Dito e feito. A lua apareceu, mas não conseguiu achar sua companheira, mesmo com toda magnitude do seu brilho.

Novamente amanheceu, e enquanto o sol começava a mostrar seus raios, Luna saía cheia de terra de seu buraco.

Entrou em casa, tomou um bom e saboroso café da manhã, e pensou em como conseguira escapar da morte. Era bom se sentir viva! Colocou um biquíni e resolveu dar um mergulho em sua piscina. Quando caminhava, olhou para cima e percebeu que o céu estava ficando bem escuro. Se distraiu, escorregou no azulejo molhado e caiu de cabeça no chão, sofrendo traumatismo craniano.

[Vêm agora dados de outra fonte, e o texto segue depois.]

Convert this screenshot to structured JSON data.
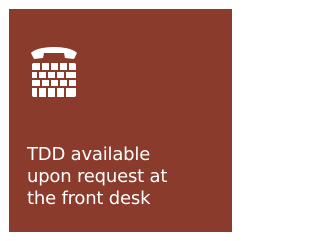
{
  "sign": {
    "background_color": "#8b3b2c",
    "foreground_color": "#ffffff",
    "icon": "tdd-phone-keyboard-icon",
    "caption_lines": [
      "TDD available",
      "upon request at",
      "the front desk"
    ]
  }
}
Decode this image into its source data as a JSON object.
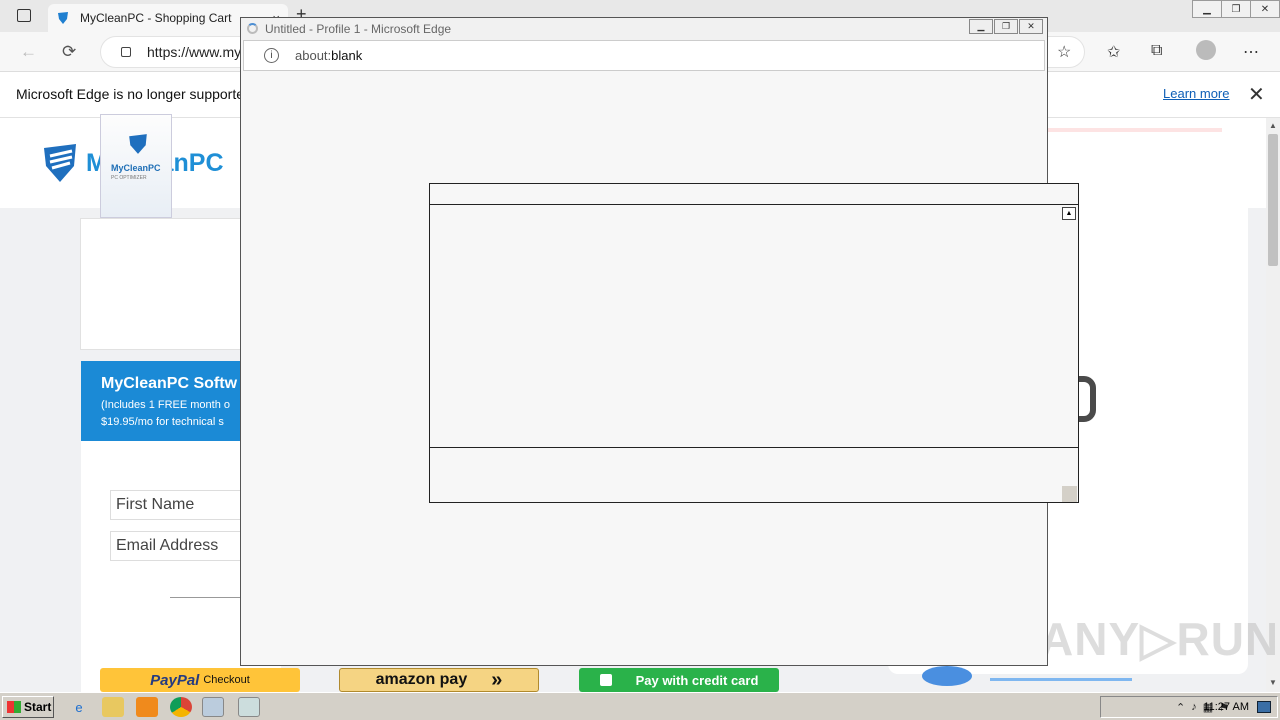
{
  "browser": {
    "tab_title": "MyCleanPC - Shopping Cart",
    "tab_close": "×",
    "new_tab": "+",
    "url": "https://www.my",
    "infobar_message": "Microsoft Edge is no longer supported",
    "infobar_link": "Learn more",
    "infobar_close": "✕",
    "controls": {
      "minimize": "▁",
      "restore": "❐",
      "close": "✕"
    }
  },
  "page": {
    "logo_text": "MyCleanPC",
    "box_brand": "MyCleanPC",
    "box_sub": "PC OPTIMIZER",
    "product_title": "MyCleanPC Softw",
    "product_sub1": "(Includes 1 FREE month o",
    "product_sub2": "$19.95/mo for technical s",
    "first_name_placeholder": "First Name",
    "email_placeholder": "Email Address",
    "paypal_label": "PayPal",
    "paypal_checkout": "Checkout",
    "amazon_label": "amazon pay",
    "amazon_arrows": "»",
    "card_label": "Pay with credit card"
  },
  "popup": {
    "title": "Untitled - Profile 1 - Microsoft Edge",
    "address_prefix": "about:",
    "address_rest": "blank",
    "controls": {
      "minimize": "▁",
      "restore": "❐",
      "close": "✕"
    }
  },
  "watermark": "ANY▷RUN",
  "taskbar": {
    "start_label": "Start",
    "clock": "11:27 AM"
  }
}
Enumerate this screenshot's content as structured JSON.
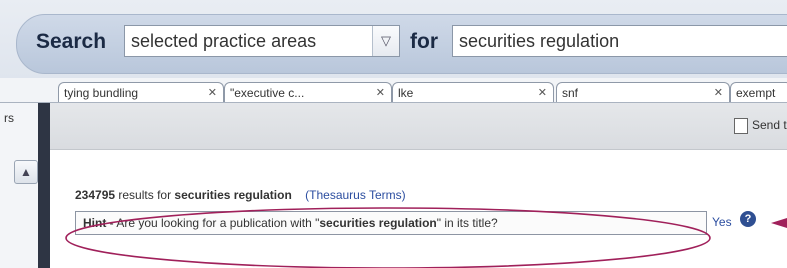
{
  "search": {
    "label": "Search",
    "scope_value": "selected practice areas",
    "for_label": "for",
    "query_value": "securities regulation"
  },
  "tabs": [
    {
      "label": "tying bundling",
      "close": "✕"
    },
    {
      "label": "\"executive c...",
      "close": "✕"
    },
    {
      "label": "lke",
      "close": "✕"
    },
    {
      "label": "snf",
      "close": "✕"
    },
    {
      "label": "exempt",
      "close": ""
    }
  ],
  "sidebar": {
    "label": "rs",
    "scroll_up_icon": "▲"
  },
  "toolbar": {
    "send_label": "Send to T"
  },
  "results": {
    "count": "234795",
    "mid": "results for",
    "query": "securities regulation",
    "thesaurus_link": "(Thesaurus Terms)"
  },
  "hint": {
    "prefix": "Hint",
    "text_before": " - Are you looking for a publication with \"",
    "emph": "securities regulation",
    "text_after": "\" in its title?",
    "yes_label": "Yes",
    "help_icon": "?"
  },
  "colors": {
    "annotation": "#a0205a",
    "link": "#2c4ea0"
  }
}
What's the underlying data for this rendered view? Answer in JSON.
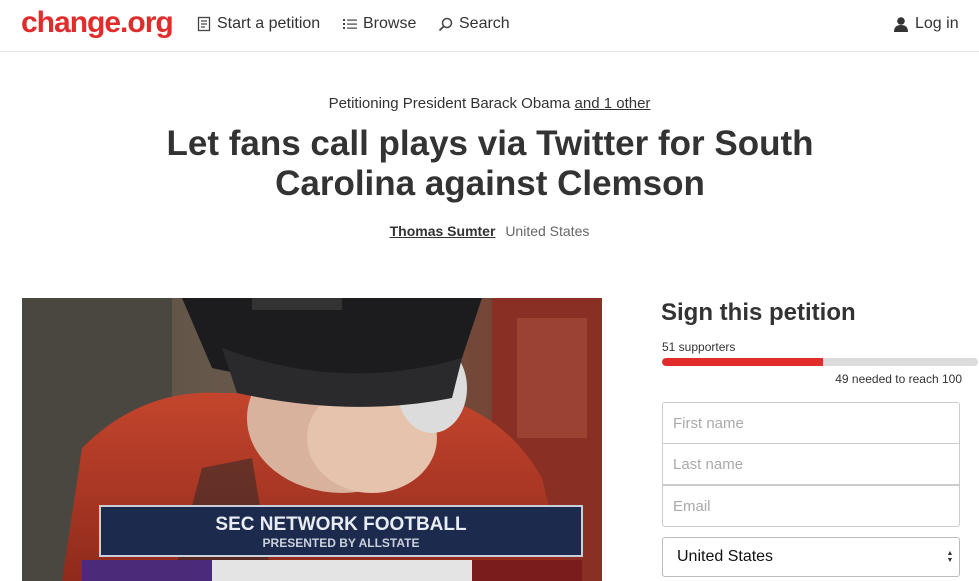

Teve duas paradas cardíacas e, antes de falecer, percebeu que a escuridão se deu por conta de um eclipse solar. Na verdade, ela é que tinha sido enganada. Não contava com uma aparição da lua pela manhã.

Tempos depois, os astrônomos e os mais renomados cientistas ainda buscavam uma resposta para dois fenômenos, que ocorreram no mês de junho daquele ano. O primeiro foi o surgimento de uma estrela, muito brilhante, bem ao lado da lua. O segundo, o porquê do satélite ter ficado no formato de quarto minguante, muito mais tempo do que o normal. Nunca entenderam este "sorriso" duradouro.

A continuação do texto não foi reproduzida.